Zorn wanted to call it on a run-down if possible, since it is predicated on a play-action fake. He knew Eagles defensive coordinator Jim Johnson loves to station lots of defenders near the ball, with linebackers near the line of scrimmage -- all the better to get them caught up field, over-pursuing if possible. When the time came, Zorn never flinched.
"This is it," he said. "There was no question. There was no question."
The Redskins lined up in an I formation with Cooley stationed off left tackle, and fullback Mike Sellers and tailback Ladell Betts behind Campbell. Wide receiver Santana Moss was placed wide right; Randle El was in the slot on that side, then went in motion all the way left, bringing cornerback Sheldon Brown with him, before heading back right for the reverse. Campbell faked a handoff to Betts heading to the left, and by then Cooley and the linemen were setting up blocks.
Right guard Randy Thomas pulled to the left, indicating the power run to that side. Center Casey Rabach immediately engaged defensive tackle Mike Patterson, teeing him up for right tackle Jon Jansen before peeling right, knowing that's where Randle El would be rolling out before throwing the ball.
"I hold up the nose [tackle], and Jansen just comes down and kills him," Rabach said. "That's exactly what he did." Patterson was never able to recover. "I get a knockout shot on that one," said Jansen, replacing injured Stephon Heyer at his usual starting spot. "I get a free play."
While Jansen and Rabach created a mosh pit in the interior, the left side of the line -- guard Pete Kendall and tackle Chris Samuels, double-teamed right defensive tackle Brodrick Bunkley. "It's a hard fake to our side," Kendall said, "and Chris [Samuels] and I block our inside gap. It's designed to get the linebackers up and to get Cooley across."

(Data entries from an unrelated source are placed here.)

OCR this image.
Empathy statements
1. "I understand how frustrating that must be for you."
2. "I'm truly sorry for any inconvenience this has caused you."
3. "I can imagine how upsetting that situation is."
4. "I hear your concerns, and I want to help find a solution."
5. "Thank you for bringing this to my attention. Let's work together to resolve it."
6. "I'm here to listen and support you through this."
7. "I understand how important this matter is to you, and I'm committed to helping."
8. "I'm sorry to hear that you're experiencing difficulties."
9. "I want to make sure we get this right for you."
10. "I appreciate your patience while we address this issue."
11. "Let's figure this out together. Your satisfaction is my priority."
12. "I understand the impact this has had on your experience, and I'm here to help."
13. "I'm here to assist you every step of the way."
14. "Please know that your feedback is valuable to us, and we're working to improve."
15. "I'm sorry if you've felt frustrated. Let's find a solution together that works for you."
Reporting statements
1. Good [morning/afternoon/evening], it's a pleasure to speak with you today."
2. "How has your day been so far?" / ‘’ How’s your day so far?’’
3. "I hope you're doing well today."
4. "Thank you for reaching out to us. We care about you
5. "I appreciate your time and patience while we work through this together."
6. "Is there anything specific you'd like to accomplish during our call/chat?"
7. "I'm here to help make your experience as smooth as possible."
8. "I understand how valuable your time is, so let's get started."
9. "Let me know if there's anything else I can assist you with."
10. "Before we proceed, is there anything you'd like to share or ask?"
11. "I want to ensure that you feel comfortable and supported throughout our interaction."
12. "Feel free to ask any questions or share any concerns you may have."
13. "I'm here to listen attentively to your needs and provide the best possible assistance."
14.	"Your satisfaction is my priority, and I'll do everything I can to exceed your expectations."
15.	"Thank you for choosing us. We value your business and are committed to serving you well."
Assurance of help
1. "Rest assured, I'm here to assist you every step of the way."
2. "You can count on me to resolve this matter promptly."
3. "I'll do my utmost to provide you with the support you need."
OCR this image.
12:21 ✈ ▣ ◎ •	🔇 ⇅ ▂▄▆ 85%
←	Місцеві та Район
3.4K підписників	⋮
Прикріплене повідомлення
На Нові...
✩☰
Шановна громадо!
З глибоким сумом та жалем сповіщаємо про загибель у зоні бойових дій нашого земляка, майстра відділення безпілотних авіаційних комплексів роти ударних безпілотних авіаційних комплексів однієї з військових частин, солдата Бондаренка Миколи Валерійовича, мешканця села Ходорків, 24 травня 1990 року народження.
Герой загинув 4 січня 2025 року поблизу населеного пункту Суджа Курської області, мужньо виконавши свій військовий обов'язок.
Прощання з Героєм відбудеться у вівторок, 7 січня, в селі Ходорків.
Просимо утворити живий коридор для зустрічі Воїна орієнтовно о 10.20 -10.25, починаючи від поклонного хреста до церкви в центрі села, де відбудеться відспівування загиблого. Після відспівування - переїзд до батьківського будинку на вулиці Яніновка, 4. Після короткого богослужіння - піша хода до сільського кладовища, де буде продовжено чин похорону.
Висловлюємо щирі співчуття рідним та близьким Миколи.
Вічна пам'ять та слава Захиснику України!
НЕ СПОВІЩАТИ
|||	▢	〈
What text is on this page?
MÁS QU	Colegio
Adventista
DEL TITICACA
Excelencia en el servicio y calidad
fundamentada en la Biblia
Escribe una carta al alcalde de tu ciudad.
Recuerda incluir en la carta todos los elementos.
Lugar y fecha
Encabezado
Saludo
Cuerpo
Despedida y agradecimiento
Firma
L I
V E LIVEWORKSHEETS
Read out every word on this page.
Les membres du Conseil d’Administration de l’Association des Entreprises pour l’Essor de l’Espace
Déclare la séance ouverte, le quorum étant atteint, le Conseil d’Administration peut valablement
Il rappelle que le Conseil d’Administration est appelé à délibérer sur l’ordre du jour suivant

All of this read like a prototypical running play to Philadelphia's linebackers, and Brown, who came over in motion, strong safety Quintin Mikell (who was responsible for Cooley) and middle linebacker Stewart Bradley were racing toward Washington's left side. "You can't prepare for everything, there's not enough hours in the day," Eagles linebacker Omar Gaither said. "They made a good call. There's nothing we can do about it."
Cooley's responsibility was to block right end Darren Howard, showing power run technique, then containing for a reverse before sprinting into his route. If he gave a run look, defensive backs would lag, went the theory, which held true.
"That's what we talked about would happen, so sell the run and then get out," said Cooley, while holding a game ball he said he planned to give to Randle El. "It took me a little longer to get out than I wanted to, and I was a little concerned, then El came back to me at the last second."
With the ball, Randle El continued to roll toward the right sideline, drawing left end Juqua Parker his way, creeping dangerously close to the line of scrimmage. Cooley ran free on a 10-to-12-yard crossing route, with Moss 10 yards behind him in the end zone. Corner Asante Samuel went deep with Moss, with safety Brian Dawkins caught between Cooley's intermediate route, and Moss behind him.
"If they bite on me, Cooley should be wide open," Moss said. "And that's pretty much what happened."
With a passer's knack for not crossing the line of scrimmage, Randle El waited for Cooley (eight catches for 109 yards) to settle into the route.
"I wanted to put pressure on them to come get me," Randle El said. "Dawkins was sitting back a little further, so I came up, and that's when Cooley came open."
Mikell said: "You've got to give it up to them, it's probably the first time one of their gadgets worked against us in a long time. He kept his eyes downfield and I guess he knew where he was at [in relation to the line]. It's pretty frustrating."
Cooley caught the ball at the 7 and burst through linebacker Chris Gocong and Samuel at the goal line. Randle El had his fourth career touchdown pass (he's 19 for 23 with a near perfect 154 career passer rating), Cooley had his first touchdown in this system, and Zorn another signature play a mere five games into his coaching career.